Decatur served with distinction again in the War of 1812 and in the Second Barbary War in 1815 the squadron under his command finally put an end to Mediterranean piracy against American ships and extracted reparations for previous damage. 
As Commodore he settled into senior command and the Washington whirl-wind social scene. 
He is now remembered for the favorite toast of knee-jerk patriots, “Our country!  In her intercourse with foreign nations may she always be in the right; but right or wrong, our country!” 
As Commodore, Decatur was the youngest officer appointed to the Board of Navy Commissioners  which oversaw the Service.  He was responsible for the rebuilding an modernization of the fleet after the War of 1812 and Second Barbary War.  His rise above more senior officers and his social prominence in Washington were resented by some. 

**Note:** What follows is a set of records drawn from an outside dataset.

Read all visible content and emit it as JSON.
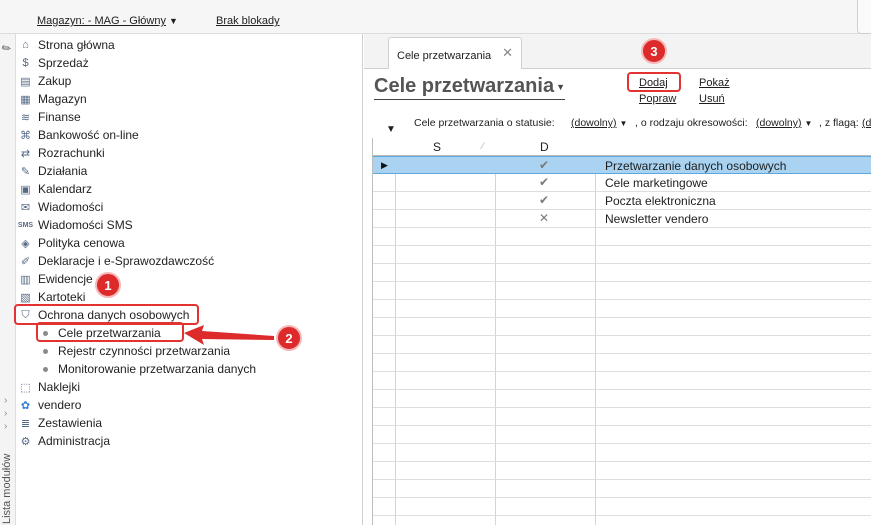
{
  "topbar": {
    "warehouse_label": "Magazyn: - MAG - Główny",
    "lock_status": "Brak blokady"
  },
  "side_strip": {
    "label": "Lista modułów"
  },
  "nav": {
    "items": [
      {
        "label": "Strona główna",
        "icon": "home-icon"
      },
      {
        "label": "Sprzedaż",
        "icon": "sales-icon"
      },
      {
        "label": "Zakup",
        "icon": "cart-icon"
      },
      {
        "label": "Magazyn",
        "icon": "warehouse-icon"
      },
      {
        "label": "Finanse",
        "icon": "finance-icon"
      },
      {
        "label": "Bankowość on-line",
        "icon": "bank-icon"
      },
      {
        "label": "Rozrachunki",
        "icon": "settlements-icon"
      },
      {
        "label": "Działania",
        "icon": "actions-icon"
      },
      {
        "label": "Kalendarz",
        "icon": "calendar-icon"
      },
      {
        "label": "Wiadomości",
        "icon": "mail-icon"
      },
      {
        "label": "Wiadomości SMS",
        "icon": "sms-icon"
      },
      {
        "label": "Polityka cenowa",
        "icon": "price-tag-icon"
      },
      {
        "label": "Deklaracje i e-Sprawozdawczość",
        "icon": "declarations-icon"
      },
      {
        "label": "Ewidencje",
        "icon": "records-icon"
      },
      {
        "label": "Kartoteki",
        "icon": "files-icon"
      },
      {
        "label": "Ochrona danych osobowych",
        "icon": "shield-icon"
      }
    ],
    "sub_items": [
      {
        "label": "Cele przetwarzania"
      },
      {
        "label": "Rejestr czynności przetwarzania"
      },
      {
        "label": "Monitorowanie przetwarzania danych"
      }
    ],
    "items_after": [
      {
        "label": "Naklejki",
        "icon": "sticker-icon"
      },
      {
        "label": "vendero",
        "icon": "vendero-icon"
      },
      {
        "label": "Zestawienia",
        "icon": "reports-icon"
      },
      {
        "label": "Administracja",
        "icon": "admin-icon"
      }
    ]
  },
  "tab": {
    "label": "Cele przetwarzania",
    "close": "✕"
  },
  "main": {
    "title": "Cele przetwarzania",
    "actions": {
      "add": "Dodaj",
      "show": "Pokaż",
      "edit": "Popraw",
      "delete": "Usuń"
    },
    "filters": {
      "status_prefix": "Cele przetwarzania o statusie:",
      "status_value": "(dowolny)",
      "period_prefix": ", o rodzaju okresowości:",
      "period_value": "(dowolny)",
      "flag_prefix": ", z flagą:",
      "flag_value": "(do"
    },
    "grid": {
      "columns": [
        "S",
        "D",
        ""
      ],
      "rows": [
        {
          "d": "✔",
          "name": "Przetwarzanie danych osobowych",
          "selected": true
        },
        {
          "d": "✔",
          "name": "Cele marketingowe",
          "selected": false
        },
        {
          "d": "✔",
          "name": "Poczta elektroniczna",
          "selected": false
        },
        {
          "d": "✕",
          "name": "Newsletter vendero",
          "selected": false
        }
      ]
    }
  },
  "annotations": {
    "badges": [
      "1",
      "2",
      "3"
    ],
    "color": "#dd2a2a"
  }
}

On March 22, 1820 Decatur was shot and gravely wounded in a duel with a Commodore James Barron, the disgraced former Capitan of the USS Chesapeake which had been captured by the British in 1807 and a jealous naval rival. 
As he lay dying in excruciating pain, his lovely wife, the former Susan Wheeler of Norfolk, Virginia dutifully played hostess a long-arranged ball honoring the marriage of President James Monroe’s daughter in their elegant home near the White House.  She struggled the rest of her life to bring Baron, who had survived with a grievous wound, and the seconds of both parties who were suspected of conspiring to assure that the duel had fatal consequences instead of the missed and wasted shots that often ended such affairs honorably without serious injury.  She also spent years trying to obtain a naval widow’s pension which was finally granted by Congress in 1837.
The funeral of the young naval hero was held in Washington with the President, members of Congress, and almost all senior Navy officers.  In the midst of solemn  procedures a common Navy Tar unexpectedly stepped forward and declared, “He was the friend of the flag, the sailor's friend; the navy has lost its mainmast,” as good a eulogy as any elaborate oration given that day.

Decatur was honored in many ways.  Five Navy warships have born his name and he was pictured on the 1875 $20 Silver Certificate and a 1942 postage stamp.  His Washington home is now museum operated by the National Trust for Historic Preservation.